Investors and rating agencies back Gordhan’s plans to rein in government spending in an economy that has been forecast by the Reserve Bank to grow at just above zero percent this year.

A cut to”junk” status in ratings reviews due later this year will push up South Africa’s borrowing costs, making it harder to plug the budget deficit.

Political risk

Analysts said the Gordhan summons increased the political risk of doing business in the country. “This will further erode confidence in the political and economic management of South Africa,” said Daniel Silke, the director of Political Futures Consultancy. “It will potentially affect our chances of sustaining the current rating agency levels.”

Annabel Bishop, Investec’s chief economist, said: “South Africa is at risk of dropping to sub-investment grade on its path to the potentially game-changing 2019 election, with consequent heightened financial market volatility and stagnant economic growth. Politics could become noisier and uncertainty rise.

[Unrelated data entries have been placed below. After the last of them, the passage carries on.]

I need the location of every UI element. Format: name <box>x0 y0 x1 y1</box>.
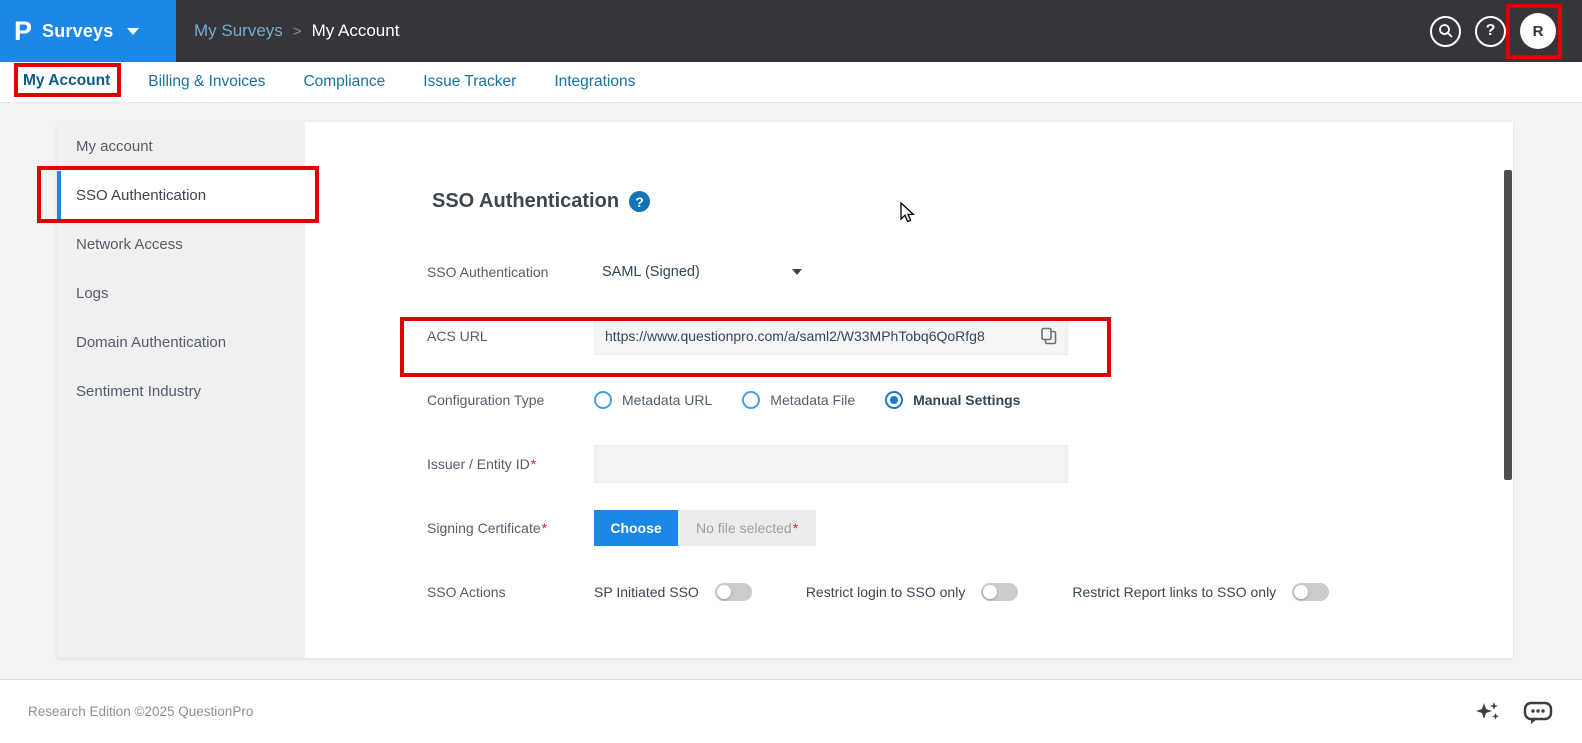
radio-metadata-url[interactable]: Metadata URL <box>594 391 712 409</box>
sidebar-item-network-access[interactable]: Network Access <box>57 220 305 269</box>
help-icon[interactable]: ? <box>1475 16 1506 47</box>
restrict-report-links-label: Restrict Report links to SSO only <box>1072 584 1276 600</box>
breadcrumb-separator: > <box>293 23 302 40</box>
avatar[interactable]: R <box>1520 13 1556 49</box>
title-help-glyph: ? <box>635 194 644 210</box>
sso-actions-toggles: SP Initiated SSO Restrict login to SSO o… <box>594 583 1329 601</box>
configuration-type-label: Configuration Type <box>427 392 594 408</box>
header-actions: ? R <box>1430 13 1582 49</box>
row-sso-actions: SSO Actions SP Initiated SSO Restrict lo… <box>427 573 1513 611</box>
radio-icon-selected <box>885 391 903 409</box>
title-help-icon[interactable]: ? <box>629 191 650 212</box>
account-tabbar: My Account Billing & Invoices Compliance… <box>0 62 1582 103</box>
radio-metadata-file-label: Metadata File <box>770 392 855 408</box>
acs-url-value: https://www.questionpro.com/a/saml2/W33M… <box>605 328 1039 344</box>
row-signing-certificate: Signing Certificate* Choose No file sele… <box>427 509 1513 547</box>
restrict-login-toggle[interactable] <box>981 583 1018 601</box>
radio-icon <box>594 391 612 409</box>
tab-my-account[interactable]: My Account <box>23 68 110 96</box>
product-switcher[interactable]: P Surveys <box>0 0 176 62</box>
sidebar-item-domain-authentication[interactable]: Domain Authentication <box>57 318 305 367</box>
row-issuer-entity-id: Issuer / Entity ID* <box>427 445 1513 483</box>
sso-type-label: SSO Authentication <box>427 264 594 280</box>
sso-actions-label: SSO Actions <box>427 584 594 600</box>
breadcrumb-my-surveys[interactable]: My Surveys <box>194 21 283 41</box>
breadcrumb-current: My Account <box>312 21 400 41</box>
radio-manual-settings[interactable]: Manual Settings <box>885 391 1020 409</box>
page: P Surveys My Surveys > My Account ? R My… <box>0 0 1582 743</box>
row-sso-type: SSO Authentication SAML (Signed) <box>427 253 1513 291</box>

This is the growth and employment risk.”

Nedbank said to charge Gordhan with fraud would, if followed through, alter the course of the rand, and increase the chances of sovereign risk rating downgrades to speculative status and place renewed upward pressure on interest rates.

“Prior to this development, we expected another 25 basis point hike in January 2017, but much will now depend on how political developments impact on the country’s sovereign risk credit rating and the rand over the next few weeks.”

The charges against Gordhan came 15 days before he is due to deliver his medium-term budget policy statement.

Tumisho Grater, an economic strategist at Novare, said these developments would increase the probability of a possible downgrade later this year as they added to the political uncertainty that ratings agencies had been flagging.

“There are now also unanswered questions regarding whether Gordhan will be able to deliver the very important medium-term budget policy statement later this month,” Grater said.

“We now wait to see how the situation unfolds and if the uncertainty will cause a loss of confidence in South African assets, which may be reflected in the further weakening of the rand, higher bond yields and widening credit spreads.”

Peter Attard Montalto, an analyst at London-based Nomura, said ratings agencies would react to the news with emergency downgrades only on Gordhan’s actual exit occurring. “We still see S&P and Fitch more likely than not to downgrade on December 2 on lower growth and lack of structural reforms alone,” he said.

“Ultimately, we see the political and policy uncertainty continuing through to end-2017, holding back growth, job creation and especially domestic private sector investment, given Zuma’s exit seems highly unlikely and regardless of what occurs around the National Treasury.

However, clearly if today’s events turned into a reshuffle and a real degradation of the National Treasury as an institution, it would have much larger and longer-lasting negative impacts on the economy.”

Shaun Abrahams, the prosecutions chief, said Gordhan was still being investigated for his role in setting up a surveillance unit at the tax department a decade ago, which was suspected of spying on politicians, including President Jacob Zuma.

The elite police unit, the Hawks, first questioned Gordhan about that in February in an investigation that some analysts said was the result of political pressure from a faction allied to Zuma.

The president has denied the claims.